One of the greatest challenges the Taiwanese face is marketing. With a few exceptions, Taiwanese companies have yet to demonstrate that they can make it globally with their own brands and product designs, much less establish new industry standards. Despite its success in serving some of America's most innovative chipmakers, for example, Taiwan has produced few important design houses of its own. Even though Taiwan-made scanners account for two thirds of the world market, most Taiwanese brand names have failed to impress U.S. consumers, says William Krause, chairman of Mountain View (Calif.)-based photo imaging company Storm Software Inc. "They design things too quickly," he says. "So when they try selling directly to the consumer, they fall on their face."

It seems not much has changed, right! We have mentioned the lack of branding in the past and it seems this little monster has been lurking around for a long time. To be honest though, I think the branding and marketing has improved over the last 12 years although I think the pace of brand development has lagged behind what Taiwan needs. So, although branding and marketing experience has improved, there is still a lot of room to improve and many more international brands to grow and develop.

The final paragraph of the article was spot-on:

Other Asian manufacturing havens such as Malaysia, Singapore, and Thailand lack enough skilled engineers. South Korea and Japan aren't as flexible. And China's coastal cities seem years away from matching Taiwan's high-tech infrastructure. So even though Taiwan's electronics mavens are feeling jitters, the odds are that they will continue sprinting toward the top of the technology heap.

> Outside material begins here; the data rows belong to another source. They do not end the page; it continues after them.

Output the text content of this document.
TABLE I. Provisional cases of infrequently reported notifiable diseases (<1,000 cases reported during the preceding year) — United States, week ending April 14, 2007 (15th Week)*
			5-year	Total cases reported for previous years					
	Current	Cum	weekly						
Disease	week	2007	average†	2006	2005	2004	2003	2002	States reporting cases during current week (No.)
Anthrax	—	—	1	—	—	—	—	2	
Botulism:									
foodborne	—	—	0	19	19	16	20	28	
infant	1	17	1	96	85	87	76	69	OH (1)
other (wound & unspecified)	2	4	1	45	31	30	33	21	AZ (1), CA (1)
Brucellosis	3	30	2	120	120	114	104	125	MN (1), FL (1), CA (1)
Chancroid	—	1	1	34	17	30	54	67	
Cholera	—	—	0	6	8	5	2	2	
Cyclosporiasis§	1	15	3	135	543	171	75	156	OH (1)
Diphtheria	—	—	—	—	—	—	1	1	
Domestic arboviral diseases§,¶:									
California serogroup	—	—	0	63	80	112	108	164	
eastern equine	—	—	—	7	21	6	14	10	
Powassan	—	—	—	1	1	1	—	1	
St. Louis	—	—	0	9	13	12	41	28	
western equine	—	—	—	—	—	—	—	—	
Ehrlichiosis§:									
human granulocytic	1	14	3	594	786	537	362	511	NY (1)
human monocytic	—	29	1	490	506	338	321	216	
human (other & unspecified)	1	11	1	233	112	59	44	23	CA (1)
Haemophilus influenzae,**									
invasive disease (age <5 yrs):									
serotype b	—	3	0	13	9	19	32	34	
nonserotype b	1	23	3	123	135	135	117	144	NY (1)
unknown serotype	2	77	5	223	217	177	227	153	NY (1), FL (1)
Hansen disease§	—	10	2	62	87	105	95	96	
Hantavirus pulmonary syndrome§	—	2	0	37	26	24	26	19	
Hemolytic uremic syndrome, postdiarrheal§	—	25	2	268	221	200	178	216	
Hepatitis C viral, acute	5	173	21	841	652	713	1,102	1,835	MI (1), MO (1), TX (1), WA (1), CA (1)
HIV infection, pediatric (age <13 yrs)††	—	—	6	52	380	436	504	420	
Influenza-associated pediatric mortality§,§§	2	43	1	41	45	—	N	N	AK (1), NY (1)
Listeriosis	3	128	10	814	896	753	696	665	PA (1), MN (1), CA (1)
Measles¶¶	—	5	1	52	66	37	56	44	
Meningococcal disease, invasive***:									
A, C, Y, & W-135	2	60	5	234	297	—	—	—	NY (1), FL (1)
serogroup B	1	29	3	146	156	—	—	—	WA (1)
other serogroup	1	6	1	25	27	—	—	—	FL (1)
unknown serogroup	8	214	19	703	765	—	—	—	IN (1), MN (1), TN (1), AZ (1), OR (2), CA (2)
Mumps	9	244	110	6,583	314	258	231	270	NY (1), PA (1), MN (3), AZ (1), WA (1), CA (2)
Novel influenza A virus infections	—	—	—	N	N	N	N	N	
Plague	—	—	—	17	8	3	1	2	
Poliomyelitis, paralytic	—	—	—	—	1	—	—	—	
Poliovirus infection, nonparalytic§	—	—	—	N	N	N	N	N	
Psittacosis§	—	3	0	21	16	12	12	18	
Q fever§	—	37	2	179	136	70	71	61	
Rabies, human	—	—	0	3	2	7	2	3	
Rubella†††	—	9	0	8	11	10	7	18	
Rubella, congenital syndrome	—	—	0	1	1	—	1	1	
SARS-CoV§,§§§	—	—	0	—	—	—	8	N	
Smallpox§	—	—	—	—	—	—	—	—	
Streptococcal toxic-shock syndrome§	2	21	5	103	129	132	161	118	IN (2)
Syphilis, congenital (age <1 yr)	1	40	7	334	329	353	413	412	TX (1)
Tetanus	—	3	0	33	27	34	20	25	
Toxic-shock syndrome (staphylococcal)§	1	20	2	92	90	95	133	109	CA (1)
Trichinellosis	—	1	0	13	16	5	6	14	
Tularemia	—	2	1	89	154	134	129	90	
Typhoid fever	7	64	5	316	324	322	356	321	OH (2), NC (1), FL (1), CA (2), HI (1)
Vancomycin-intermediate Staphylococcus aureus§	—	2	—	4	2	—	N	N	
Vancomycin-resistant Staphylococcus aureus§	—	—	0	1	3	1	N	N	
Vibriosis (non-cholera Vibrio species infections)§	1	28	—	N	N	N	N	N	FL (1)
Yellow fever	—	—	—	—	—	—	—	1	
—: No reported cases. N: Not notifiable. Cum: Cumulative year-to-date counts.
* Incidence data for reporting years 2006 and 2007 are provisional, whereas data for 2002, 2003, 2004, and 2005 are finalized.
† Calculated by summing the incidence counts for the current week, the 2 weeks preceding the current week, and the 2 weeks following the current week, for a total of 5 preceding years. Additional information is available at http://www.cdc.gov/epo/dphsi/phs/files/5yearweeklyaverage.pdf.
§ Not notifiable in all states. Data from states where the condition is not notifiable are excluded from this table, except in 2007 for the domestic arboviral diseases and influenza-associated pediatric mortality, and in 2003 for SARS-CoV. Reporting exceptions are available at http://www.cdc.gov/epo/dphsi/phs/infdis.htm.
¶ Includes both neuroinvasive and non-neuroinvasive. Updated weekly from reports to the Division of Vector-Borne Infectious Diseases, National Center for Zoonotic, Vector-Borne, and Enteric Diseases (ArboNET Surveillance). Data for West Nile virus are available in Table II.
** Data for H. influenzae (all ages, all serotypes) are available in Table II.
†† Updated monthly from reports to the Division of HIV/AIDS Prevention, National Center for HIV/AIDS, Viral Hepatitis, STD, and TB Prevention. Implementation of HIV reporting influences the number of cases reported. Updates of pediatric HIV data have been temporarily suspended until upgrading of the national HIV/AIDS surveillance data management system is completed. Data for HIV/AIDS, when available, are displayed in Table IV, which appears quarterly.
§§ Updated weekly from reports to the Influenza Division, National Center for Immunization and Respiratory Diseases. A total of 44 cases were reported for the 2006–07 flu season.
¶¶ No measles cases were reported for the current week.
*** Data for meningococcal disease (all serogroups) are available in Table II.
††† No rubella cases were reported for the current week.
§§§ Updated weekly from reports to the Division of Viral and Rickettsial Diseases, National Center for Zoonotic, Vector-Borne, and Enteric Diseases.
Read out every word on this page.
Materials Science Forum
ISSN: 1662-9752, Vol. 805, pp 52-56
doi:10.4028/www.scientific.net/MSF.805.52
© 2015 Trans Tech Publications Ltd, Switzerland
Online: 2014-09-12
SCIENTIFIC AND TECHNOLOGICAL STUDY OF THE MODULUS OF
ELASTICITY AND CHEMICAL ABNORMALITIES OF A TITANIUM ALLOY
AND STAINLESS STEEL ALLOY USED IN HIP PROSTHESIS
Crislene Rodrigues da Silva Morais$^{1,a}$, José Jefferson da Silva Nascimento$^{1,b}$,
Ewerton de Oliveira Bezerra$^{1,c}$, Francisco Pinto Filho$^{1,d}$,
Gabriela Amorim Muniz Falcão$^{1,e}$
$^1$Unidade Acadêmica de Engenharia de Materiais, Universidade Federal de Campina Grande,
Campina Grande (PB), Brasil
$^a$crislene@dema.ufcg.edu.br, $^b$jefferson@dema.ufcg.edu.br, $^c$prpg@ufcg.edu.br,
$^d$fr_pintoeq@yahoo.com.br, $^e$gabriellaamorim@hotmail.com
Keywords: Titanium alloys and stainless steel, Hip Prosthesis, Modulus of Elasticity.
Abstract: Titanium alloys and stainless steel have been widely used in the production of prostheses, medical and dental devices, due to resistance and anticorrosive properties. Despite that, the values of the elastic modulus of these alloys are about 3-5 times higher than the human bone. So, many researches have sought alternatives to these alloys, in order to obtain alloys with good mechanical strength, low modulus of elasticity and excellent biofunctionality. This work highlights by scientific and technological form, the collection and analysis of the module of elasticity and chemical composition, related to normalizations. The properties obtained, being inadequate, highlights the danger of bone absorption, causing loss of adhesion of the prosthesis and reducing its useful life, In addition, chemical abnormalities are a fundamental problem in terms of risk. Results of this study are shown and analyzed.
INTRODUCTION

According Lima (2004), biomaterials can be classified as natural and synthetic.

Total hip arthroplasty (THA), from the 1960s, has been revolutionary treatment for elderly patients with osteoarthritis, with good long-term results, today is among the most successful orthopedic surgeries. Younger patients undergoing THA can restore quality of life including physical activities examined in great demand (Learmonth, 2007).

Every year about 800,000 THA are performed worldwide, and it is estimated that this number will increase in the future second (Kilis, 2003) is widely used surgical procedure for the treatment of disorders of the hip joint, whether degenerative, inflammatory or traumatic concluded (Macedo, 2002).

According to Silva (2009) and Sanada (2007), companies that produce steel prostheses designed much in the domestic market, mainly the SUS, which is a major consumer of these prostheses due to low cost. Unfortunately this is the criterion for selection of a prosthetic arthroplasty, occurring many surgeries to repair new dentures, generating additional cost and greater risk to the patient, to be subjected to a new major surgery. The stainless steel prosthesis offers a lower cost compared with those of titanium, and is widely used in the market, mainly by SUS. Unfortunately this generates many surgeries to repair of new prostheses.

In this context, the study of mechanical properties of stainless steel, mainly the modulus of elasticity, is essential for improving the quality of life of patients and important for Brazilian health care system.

Taiwan is indeed at the top of the technology heap and have already climbed ahead of everyone apart from the United States. Taiwan branded products have continued to increase and ever more powerful companies have come into existence and the product lines have expanded dramatically in telecommunications (High Tech Computers), in fabless chipset design (MediaTek, ITE Tech, RealTek) and other niche sectors such as RAID (Infortrend) and industrial PCs (IEI Technology). Taiwanese entrepreneurs have poured a lot of money into the tech sector and I would bet on them continuing to dominate for a while yet.

The article is a good, insightful read. If you are interested in the development of the tech industry in Taiwan I recommend reading it.